こうなると自然と、「プラグアンドプレイで全部動けばいいのに」から始まって、「FORM に文字入れたくない」「エディタをマクロで操作したい」「マウス触りたくない」などと展開しており、今後は「寝ながらキーボード叩きたい」「アプリ立ち上げたくない」「ディスプレイ覗き込みたくない」「キーボード叩きたくない」「文章もロジックも考えたくない」「むしろ字が読みたくない」とエスカレートしていく予定ですが、途中からは実現手段もないのである程度まで踏みとどまっております。
こんなふーに楽になっていくのはコンピュータ操作の醍醐味を失いますよ! と思いもするのだけど、例えば、「ブラウザで取り寄せたファイル、いちいち拡張子が違うからって異なるアプリで処理するように設定するの面倒!」って要求には、Netscape で言うところのプラグインが答えたわけだし、IPアドレスやネットマスクの設定したくないって要求には、DHCP が答えたわけだしで、楽してコンピューティングを楽しむというアプローチで世の中よくなるという原則は存在してるんじゃないかと(極端だけど)。
言い換えれば、どうすればユーザーの思い思いの目的達成がショートカットできるようにコンピュータがあるべきか、というテーマはずーっと残るし、並行して「どうすればやりたいことをコンピュータでラクして解決できるか」というのもずーっとテーマにされていくだろう。
マン - マシンコミュニケーションを考えることは、最終的にはマン - マシン - ネットワーク - マシン - マンコミュニケーション、すなわち普通のヒューマンコミュニケーションを考えることにもなろうかと思う。(が、往々にして目的が共通でない人間同士は方針が違うのでコミュニケーション困難ですね。「コンピュータを楽に触りたがっている」俺に、「コンピュータで楽をする」ことを要求されると、まったくとんちんかんなことになりがちなので注意。あとマン - マシンに最適化されてしまった御仁はやっぱりヒューマン相手はしどろもどろ)

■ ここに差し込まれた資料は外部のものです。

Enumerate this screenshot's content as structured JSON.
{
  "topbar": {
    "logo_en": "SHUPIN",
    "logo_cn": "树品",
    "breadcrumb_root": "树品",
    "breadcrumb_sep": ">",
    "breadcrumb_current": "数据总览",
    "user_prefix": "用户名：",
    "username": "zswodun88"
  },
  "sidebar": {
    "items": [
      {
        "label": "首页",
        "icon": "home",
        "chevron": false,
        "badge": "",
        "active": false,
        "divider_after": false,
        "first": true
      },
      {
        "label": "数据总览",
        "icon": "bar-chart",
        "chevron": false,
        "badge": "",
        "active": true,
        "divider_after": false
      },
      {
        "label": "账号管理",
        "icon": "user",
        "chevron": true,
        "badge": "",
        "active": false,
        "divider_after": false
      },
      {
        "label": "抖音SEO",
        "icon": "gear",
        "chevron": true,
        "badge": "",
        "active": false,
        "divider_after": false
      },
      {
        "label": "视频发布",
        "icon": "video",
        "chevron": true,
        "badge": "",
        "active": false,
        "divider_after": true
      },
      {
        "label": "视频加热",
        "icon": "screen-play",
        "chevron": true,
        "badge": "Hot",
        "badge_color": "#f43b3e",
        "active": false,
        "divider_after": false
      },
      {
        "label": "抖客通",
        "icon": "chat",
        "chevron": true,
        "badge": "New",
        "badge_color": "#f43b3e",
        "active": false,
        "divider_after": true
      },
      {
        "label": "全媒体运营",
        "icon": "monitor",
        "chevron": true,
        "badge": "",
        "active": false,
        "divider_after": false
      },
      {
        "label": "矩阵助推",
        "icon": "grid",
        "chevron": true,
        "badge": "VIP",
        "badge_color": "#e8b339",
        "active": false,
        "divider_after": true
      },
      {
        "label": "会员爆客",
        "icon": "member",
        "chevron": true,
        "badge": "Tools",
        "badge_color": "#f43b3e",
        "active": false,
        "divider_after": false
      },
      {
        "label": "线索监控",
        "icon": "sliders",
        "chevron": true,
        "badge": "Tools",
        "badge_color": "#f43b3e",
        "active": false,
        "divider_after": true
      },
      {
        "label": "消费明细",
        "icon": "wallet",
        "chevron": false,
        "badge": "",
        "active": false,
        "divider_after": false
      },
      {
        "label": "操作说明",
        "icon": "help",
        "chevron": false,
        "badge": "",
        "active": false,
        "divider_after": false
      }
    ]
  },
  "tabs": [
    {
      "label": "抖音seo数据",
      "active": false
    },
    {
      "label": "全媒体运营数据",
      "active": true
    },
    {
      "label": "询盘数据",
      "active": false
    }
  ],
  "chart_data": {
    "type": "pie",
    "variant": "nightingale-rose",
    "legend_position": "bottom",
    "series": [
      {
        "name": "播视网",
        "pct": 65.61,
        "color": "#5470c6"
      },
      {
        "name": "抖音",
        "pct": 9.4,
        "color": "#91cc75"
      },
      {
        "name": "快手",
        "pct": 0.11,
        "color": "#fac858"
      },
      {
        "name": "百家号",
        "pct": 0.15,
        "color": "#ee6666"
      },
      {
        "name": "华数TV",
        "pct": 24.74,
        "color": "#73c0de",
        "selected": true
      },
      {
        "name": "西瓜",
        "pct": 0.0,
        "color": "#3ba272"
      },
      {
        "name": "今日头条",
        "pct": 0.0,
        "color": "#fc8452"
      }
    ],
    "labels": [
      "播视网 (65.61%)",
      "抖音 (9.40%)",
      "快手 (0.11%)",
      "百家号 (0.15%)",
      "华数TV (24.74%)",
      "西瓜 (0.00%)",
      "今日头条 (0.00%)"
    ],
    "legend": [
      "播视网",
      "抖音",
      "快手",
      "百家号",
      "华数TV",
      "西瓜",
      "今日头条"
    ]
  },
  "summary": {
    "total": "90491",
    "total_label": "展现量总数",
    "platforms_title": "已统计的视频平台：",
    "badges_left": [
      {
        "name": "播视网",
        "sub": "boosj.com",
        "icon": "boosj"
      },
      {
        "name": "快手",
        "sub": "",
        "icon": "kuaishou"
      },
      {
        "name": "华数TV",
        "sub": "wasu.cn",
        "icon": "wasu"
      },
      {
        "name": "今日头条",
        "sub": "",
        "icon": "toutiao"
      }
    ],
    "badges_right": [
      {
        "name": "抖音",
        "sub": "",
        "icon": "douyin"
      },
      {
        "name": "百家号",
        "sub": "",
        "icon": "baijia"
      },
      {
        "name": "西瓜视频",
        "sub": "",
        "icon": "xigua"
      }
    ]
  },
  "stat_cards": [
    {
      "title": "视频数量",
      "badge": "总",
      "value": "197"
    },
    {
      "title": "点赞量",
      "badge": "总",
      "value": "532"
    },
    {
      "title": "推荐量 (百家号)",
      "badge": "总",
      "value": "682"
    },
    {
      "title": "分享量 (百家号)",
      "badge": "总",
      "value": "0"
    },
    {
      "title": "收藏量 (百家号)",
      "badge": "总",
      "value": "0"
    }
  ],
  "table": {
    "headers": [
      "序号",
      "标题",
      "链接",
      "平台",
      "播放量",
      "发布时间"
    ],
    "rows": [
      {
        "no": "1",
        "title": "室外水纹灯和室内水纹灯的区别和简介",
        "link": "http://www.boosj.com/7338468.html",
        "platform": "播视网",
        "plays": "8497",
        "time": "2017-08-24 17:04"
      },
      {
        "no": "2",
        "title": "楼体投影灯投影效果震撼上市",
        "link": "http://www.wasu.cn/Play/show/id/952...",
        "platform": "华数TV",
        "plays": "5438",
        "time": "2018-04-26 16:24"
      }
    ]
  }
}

あーっとね、言いたかったのはこういうことじゃなくて、今や目的に転換されている「いかに楽に使うか」にも意味があることと、本件に限らず、手段と目的が一旦は逆転しないと、その手段を用いるスキルは身に付かないと思うんだよね。目的を忘れるほど興味を持った手段なのだもんね。
なので、手段と目的が逆転している人を指してコラーとするより、そっちの道を選んだか…と、見守りましょう。なーんて正当化したい、っつうことでした。